Il parle très bien, se fait comprendre par tout le monde et il est très bavard.

J’ai choisi de montrer ici deux grandes avancées cognitives sur cette période, l’une concernant son sens de l’humour, l’autre relative à l’énonciation. Ces zones de « travail » pour lui nécessitent des éclaircissements théoriques et c’est volontaire de ma part afin d’illustrer l’intrication théorique-pratique que nécessite la formation à ce métier d’enseignant en maternelle. Faute de ces outils pour comprendre et interpréter, on s’en tient à des lieux communs.

Les blagues

Bien sûr, le milieu familial a joué fortement dans cette nouvelle aptitude. La surprise vient du fait que Charles en a l’initiative par le langage et que ça le fait beaucoup rigoler.

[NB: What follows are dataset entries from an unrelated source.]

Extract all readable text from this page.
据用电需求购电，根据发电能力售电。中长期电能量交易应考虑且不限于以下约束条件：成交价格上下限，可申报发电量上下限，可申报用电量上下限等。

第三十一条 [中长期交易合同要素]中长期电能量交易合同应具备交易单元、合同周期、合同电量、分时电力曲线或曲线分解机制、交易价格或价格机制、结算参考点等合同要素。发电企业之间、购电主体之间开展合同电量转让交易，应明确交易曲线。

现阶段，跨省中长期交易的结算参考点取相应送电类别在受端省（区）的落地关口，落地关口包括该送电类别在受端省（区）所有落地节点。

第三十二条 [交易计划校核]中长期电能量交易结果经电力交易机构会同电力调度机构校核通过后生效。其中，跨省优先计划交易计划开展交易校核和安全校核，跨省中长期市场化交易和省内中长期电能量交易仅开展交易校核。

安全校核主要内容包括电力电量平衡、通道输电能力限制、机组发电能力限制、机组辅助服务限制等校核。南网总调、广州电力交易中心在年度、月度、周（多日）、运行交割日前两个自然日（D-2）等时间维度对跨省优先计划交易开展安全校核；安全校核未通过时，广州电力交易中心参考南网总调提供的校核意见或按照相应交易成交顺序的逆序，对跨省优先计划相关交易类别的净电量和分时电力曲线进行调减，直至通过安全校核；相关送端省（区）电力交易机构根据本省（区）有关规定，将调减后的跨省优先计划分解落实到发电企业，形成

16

On peut donc interpréter ces « jeux » comme une forme de « théorie de l’esprit » (livre page 65) puisqu’il choisit ce qu’il dit pour faire rire l’interlocuteur en prenant son point de vue et le faire rire par surprise. La vidéo ci-dessous fait suite à un moment où il vient d’attribuer des noms rigolos aux représentations du cahier de coloriage. L’adulte lui demande s’il va recommencer et il alterne les désignations normales avec les désignations décalées : il a alors son sourire coquin.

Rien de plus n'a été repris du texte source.